The analysis for S and L mutant colonies was performed by plotting the difference in counts between successive settings of the size discriminator on the Artek counter as a function of the discriminator setting. Usually, a bimodal distribution was obtained, which defined an intersection position on the size discriminator. The colony count obtained at the bimodal intersection corresponded to the large mutant colony count. The small mutant colony count was obtained
as the difference between the total colony count (zero setting) and the large mutant colony count.

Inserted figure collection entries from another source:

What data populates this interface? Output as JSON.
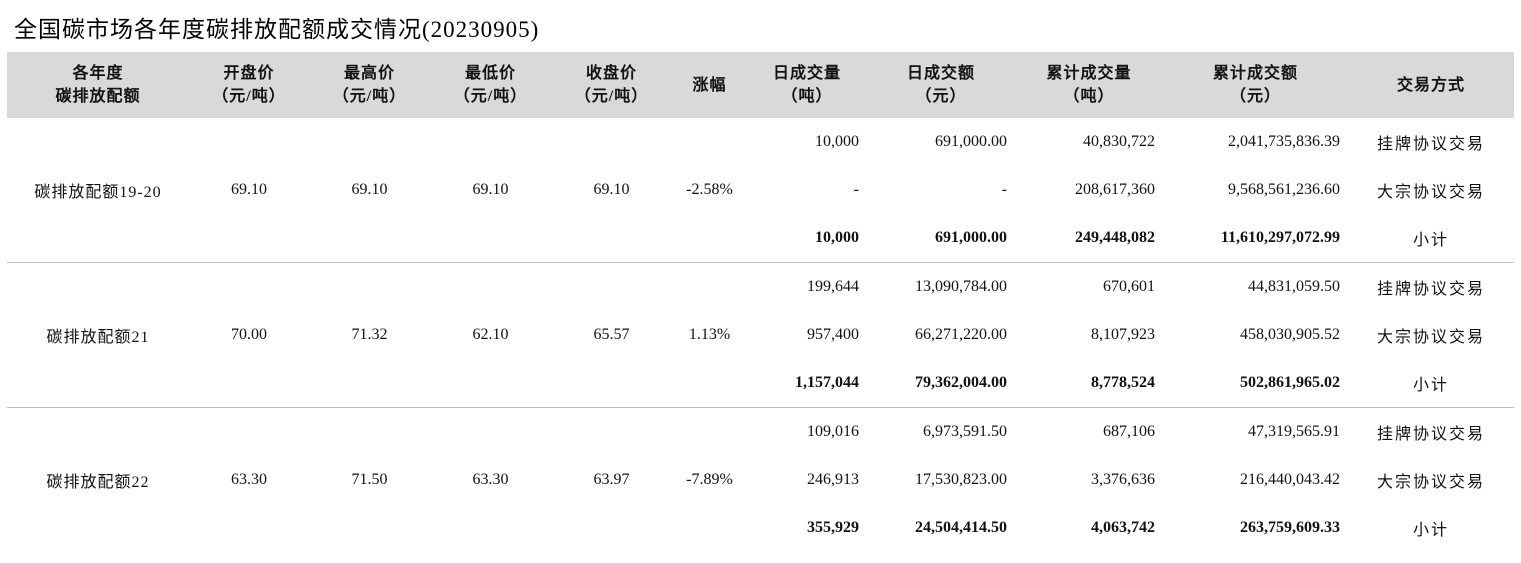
{
  "title": "全国碳市场各年度碳排放配额成交情况(20230905)",
  "headers": [
    [
      "各年度",
      "碳排放配额"
    ],
    [
      "开盘价",
      "（元/吨）"
    ],
    [
      "最高价",
      "（元/吨）"
    ],
    [
      "最低价",
      "（元/吨）"
    ],
    [
      "收盘价",
      "（元/吨）"
    ],
    [
      "涨幅"
    ],
    [
      "日成交量",
      "（吨）"
    ],
    [
      "日成交额",
      "（元）"
    ],
    [
      "累计成交量",
      "（吨）"
    ],
    [
      "累计成交额",
      "（元）"
    ],
    [
      "交易方式"
    ]
  ],
  "groups": [
    {
      "name": "碳排放配额19-20",
      "open": "69.10",
      "high": "69.10",
      "low": "69.10",
      "close": "69.10",
      "change": "-2.58%",
      "rows": [
        {
          "vol": "10,000",
          "amt": "691,000.00",
          "cum_vol": "40,830,722",
          "cum_amt": "2,041,735,836.39",
          "mode": "挂牌协议交易"
        },
        {
          "vol": "-",
          "amt": "-",
          "cum_vol": "208,617,360",
          "cum_amt": "9,568,561,236.60",
          "mode": "大宗协议交易"
        },
        {
          "vol": "10,000",
          "amt": "691,000.00",
          "cum_vol": "249,448,082",
          "cum_amt": "11,610,297,072.99",
          "mode": "小计"
        }
      ]
    },
    {
      "name": "碳排放配额21",
      "open": "70.00",
      "high": "71.32",
      "low": "62.10",
      "close": "65.57",
      "change": "1.13%",
      "rows": [
        {
          "vol": "199,644",
          "amt": "13,090,784.00",
          "cum_vol": "670,601",
          "cum_amt": "44,831,059.50",
          "mode": "挂牌协议交易"
        },
        {
          "vol": "957,400",
          "amt": "66,271,220.00",
          "cum_vol": "8,107,923",
          "cum_amt": "458,030,905.52",
          "mode": "大宗协议交易"
        },
        {
          "vol": "1,157,044",
          "amt": "79,362,004.00",
          "cum_vol": "8,778,524",
          "cum_amt": "502,861,965.02",
          "mode": "小计"
        }
      ]
    },
    {
      "name": "碳排放配额22",
      "open": "63.30",
      "high": "71.50",
      "low": "63.30",
      "close": "63.97",
      "change": "-7.89%",
      "rows": [
        {
          "vol": "109,016",
          "amt": "6,973,591.50",
          "cum_vol": "687,106",
          "cum_amt": "47,319,565.91",
          "mode": "挂牌协议交易"
        },
        {
          "vol": "246,913",
          "amt": "17,530,823.00",
          "cum_vol": "3,376,636",
          "cum_amt": "216,440,043.42",
          "mode": "大宗协议交易"
        },
        {
          "vol": "355,929",
          "amt": "24,504,414.50",
          "cum_vol": "4,063,742",
          "cum_amt": "263,759,609.33",
          "mode": "小计"
        }
      ]
    }
  ]
}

The CE of the culture was applied to both the small and large colony counts in calculations of the MF and changes in the MF relative to the concurrent solvent control culture.

*References:
- Mitchell AD, Myhr BC, Rudd CJ, Caspary WJ, Dunkel VC (1988): Evaluation of the L5178Y mouse lymphoma cell mutagenesis assay: Methods used and chemicals evaluated. Environ Mol Mutagen 12[Suppl 13]: 1-18.
- Lee YJ, Caspary WJ (1983): Mathematical model of L5178Y mouse lymphoma forward mutation assay. Mutat Res 113:417-430.
- Murphy SA, Caspary WJ, Margolin BH (1988): A statistical analysis for the mouse lymphoma cell forward mutation assay. Mutat Res 203: 145-154.

Results and discussion

Test results
Species / strain:
mouse lymphoma L5178Y cells
Metabolic activation:
with and without
Genotoxicity:
negative
Cytotoxicity / choice of top concentrations:
not specified
Vehicle controls validity:
not specified
Untreated negative controls validity:
not specified
Positive controls validity:
not specified
Additional information on results:
TEST-SPECIFIC CONFOUNDING FACTORS
- Effects of pH:
without metabolic activation: acidic pH shift at 50 µg/mL in one trial and acidic pH shift at 60 µg/mL in another trial
with metabolic activation: acidic pH shift at 80 µg/mL in one trial

- Water solubility: the test chemical was dosed into medium from a solution in DMSO because it was not soluble in water, even at 100 µg/mL, which shifted the pH to 3.5. According to the authors, this observation suggested that the actual material tested was stannous chloride dihydrate, which forms an insoluble basic salt in excess water according to the Merck Index. Furthermore, the authors stated that the reduced toxicity in the presence of S9 mix suggested that stannous chloride, a powerful reducing agent, is capable of interacting (in as yet unknown ways) with metabolic activation systems.

- Precipitation:
without metabolic activation: precipitation at 80 µg/mL in two trials
with metabolic activation: precipitation at 80 µg/mL in two trials

MUTATION EXPERIMENTS
Stannous chloride was not detectably mutagenic to L5178Y cells. Some erratic increases in mutant frequency of 1.5-1.8-fold were observed, but these changes bore no relation to toxicity and were not repeatable among the three nonactivation assays and two S9 activation assays. The lowest average relative total growth values obtained for treatments with soluble concentrations ranged from 30% to 35% without S9 to -60% with S9.
Remarks on result:
other: all strains/cell types tested
Remarks:
Migrated from field 'Test system'.

Applicant's summary and conclusion

Conclusions:
Interpretation of results (migrated information):
negative

According to the authors, stannous chloride was not detectably mutagenic to L5178Y cells.